5. Offer Resources (When Appropriate)
If you’ve found helpful articles, meetings, or other resources that align with the Church’s teachings and might help your boyfriend or girlfriend, share them as appropriate. Don’t use them as a way to convince your loved one to see things the way you do or stay with you; rather, share them if your loved one indicates a desire for more help and information.
I grew up with some misconceptions about people who view pornography. I fell into the category of those who have “unintentionally demonized those who are [struggling with] pornography.”
So when my sweet, selfless boyfriend told me he struggled with pornography, my world (and perceptions) turned upside down. I felt like I needed to reset what I thought I knew, and I really wasn’t sure where to start.
I found it helpful when my boyfriend invited me to attend the spouse and family meetings that accompanied his addiction recovery meetings (even though his degree of use didn’t reach the level of addiction). I met women who had answers to a lot of my questions and could share experiences with me.
6. Pray for the Other Person to Find Peace
Only your boyfriend or girlfriend “can decide, with the Lord’s help, how to proceed in a relationship in which pornography plays a role in the life of a potential future companion.”
It might be frustrating and painful to feel that a past or present struggle could result in someone you love choosing to break up with you, but once you have disclosed your struggles, all you can do is pray for him or her to find peace in their life—whether or not their life continues to include you.
The Lord loves you. He wants you to heal from your struggles and find a beautiful and fulfilling relationship.
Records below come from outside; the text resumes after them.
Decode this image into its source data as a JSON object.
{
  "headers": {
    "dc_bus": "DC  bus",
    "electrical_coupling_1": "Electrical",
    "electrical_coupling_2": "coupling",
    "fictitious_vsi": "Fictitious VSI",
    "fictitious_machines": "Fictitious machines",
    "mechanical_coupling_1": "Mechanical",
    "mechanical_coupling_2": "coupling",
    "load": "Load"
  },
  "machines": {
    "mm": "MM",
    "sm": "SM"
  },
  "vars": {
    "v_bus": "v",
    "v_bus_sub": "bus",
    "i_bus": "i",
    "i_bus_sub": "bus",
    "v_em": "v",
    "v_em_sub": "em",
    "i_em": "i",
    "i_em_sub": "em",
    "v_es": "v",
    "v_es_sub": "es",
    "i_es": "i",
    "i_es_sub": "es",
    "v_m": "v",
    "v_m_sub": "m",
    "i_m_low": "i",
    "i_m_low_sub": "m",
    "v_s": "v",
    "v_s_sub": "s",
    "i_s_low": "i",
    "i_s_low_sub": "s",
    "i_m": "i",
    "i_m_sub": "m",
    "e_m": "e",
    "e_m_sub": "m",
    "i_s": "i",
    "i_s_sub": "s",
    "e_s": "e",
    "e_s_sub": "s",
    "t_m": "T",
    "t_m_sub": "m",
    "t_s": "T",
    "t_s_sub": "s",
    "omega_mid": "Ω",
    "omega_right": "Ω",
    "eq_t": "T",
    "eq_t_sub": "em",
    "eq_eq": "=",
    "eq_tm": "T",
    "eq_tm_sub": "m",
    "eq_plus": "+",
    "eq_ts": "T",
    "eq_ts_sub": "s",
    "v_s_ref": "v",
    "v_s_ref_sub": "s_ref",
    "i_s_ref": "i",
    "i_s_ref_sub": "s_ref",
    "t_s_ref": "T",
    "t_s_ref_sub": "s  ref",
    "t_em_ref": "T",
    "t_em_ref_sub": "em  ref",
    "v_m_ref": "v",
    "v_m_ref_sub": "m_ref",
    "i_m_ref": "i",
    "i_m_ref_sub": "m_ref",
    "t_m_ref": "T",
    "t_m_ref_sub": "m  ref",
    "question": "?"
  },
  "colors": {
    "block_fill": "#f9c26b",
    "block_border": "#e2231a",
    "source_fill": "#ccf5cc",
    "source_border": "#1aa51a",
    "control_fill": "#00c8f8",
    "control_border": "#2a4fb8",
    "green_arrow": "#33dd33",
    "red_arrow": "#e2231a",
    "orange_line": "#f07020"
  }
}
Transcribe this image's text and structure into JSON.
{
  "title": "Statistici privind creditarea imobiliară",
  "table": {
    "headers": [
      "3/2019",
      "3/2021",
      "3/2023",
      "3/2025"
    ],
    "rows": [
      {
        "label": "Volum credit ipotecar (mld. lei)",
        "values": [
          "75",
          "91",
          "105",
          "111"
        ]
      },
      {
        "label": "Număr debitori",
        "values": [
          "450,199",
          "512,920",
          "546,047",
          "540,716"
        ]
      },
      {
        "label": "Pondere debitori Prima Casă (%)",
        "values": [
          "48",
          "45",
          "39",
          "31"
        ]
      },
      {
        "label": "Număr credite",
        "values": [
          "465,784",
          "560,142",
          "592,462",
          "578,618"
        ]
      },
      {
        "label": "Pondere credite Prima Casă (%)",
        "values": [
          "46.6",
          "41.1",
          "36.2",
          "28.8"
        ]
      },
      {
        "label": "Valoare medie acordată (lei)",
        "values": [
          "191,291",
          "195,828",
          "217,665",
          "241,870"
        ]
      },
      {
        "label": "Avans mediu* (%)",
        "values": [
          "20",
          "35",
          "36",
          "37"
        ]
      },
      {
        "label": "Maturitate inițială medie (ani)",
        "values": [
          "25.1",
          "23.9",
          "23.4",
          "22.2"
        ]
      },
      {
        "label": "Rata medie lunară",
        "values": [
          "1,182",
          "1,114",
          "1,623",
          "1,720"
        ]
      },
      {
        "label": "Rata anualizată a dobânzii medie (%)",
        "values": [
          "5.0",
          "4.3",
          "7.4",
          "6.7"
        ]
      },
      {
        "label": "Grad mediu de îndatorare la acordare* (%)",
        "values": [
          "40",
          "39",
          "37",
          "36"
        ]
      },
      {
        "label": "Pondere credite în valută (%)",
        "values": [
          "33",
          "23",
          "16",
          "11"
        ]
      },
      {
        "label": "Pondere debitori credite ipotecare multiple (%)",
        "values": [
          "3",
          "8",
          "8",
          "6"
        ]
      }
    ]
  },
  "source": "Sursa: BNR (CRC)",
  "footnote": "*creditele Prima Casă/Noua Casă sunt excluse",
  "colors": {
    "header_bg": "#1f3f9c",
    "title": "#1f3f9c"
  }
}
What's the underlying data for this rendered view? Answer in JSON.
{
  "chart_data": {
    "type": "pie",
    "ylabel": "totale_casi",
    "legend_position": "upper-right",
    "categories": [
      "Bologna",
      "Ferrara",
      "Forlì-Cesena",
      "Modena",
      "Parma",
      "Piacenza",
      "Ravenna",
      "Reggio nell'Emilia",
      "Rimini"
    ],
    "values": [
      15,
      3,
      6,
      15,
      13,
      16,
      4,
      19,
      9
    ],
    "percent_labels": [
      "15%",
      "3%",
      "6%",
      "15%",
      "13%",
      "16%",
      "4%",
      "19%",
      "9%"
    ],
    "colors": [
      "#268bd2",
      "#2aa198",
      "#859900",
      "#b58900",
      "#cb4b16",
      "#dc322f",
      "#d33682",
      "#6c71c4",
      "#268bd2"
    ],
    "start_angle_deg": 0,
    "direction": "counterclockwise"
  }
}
He can strengthen you and help you continue have hope, no matter the outcome of this conversation.
7. Keep Striving and Repenting
As you seek to overcome pornography use and communicate your struggles with the person you love, remember President Russell M. Nelson’s words:
“It is very likely that many, if not most, [young adults]—like the stripling warriors—have been or will be wounded to some degree by exposure to this insidious plague. …
“… Those who struggle with pornography may be disappointed in themselves, but the Savior is not disappointed with anyone who earnestly seeks to repent.”
Whether or not the conversation goes how you’re hoping it will, remember to keep seeking the Lord and repenting—every day. The Lord loves you and wants to bless you with a beautiful, celestial relationship.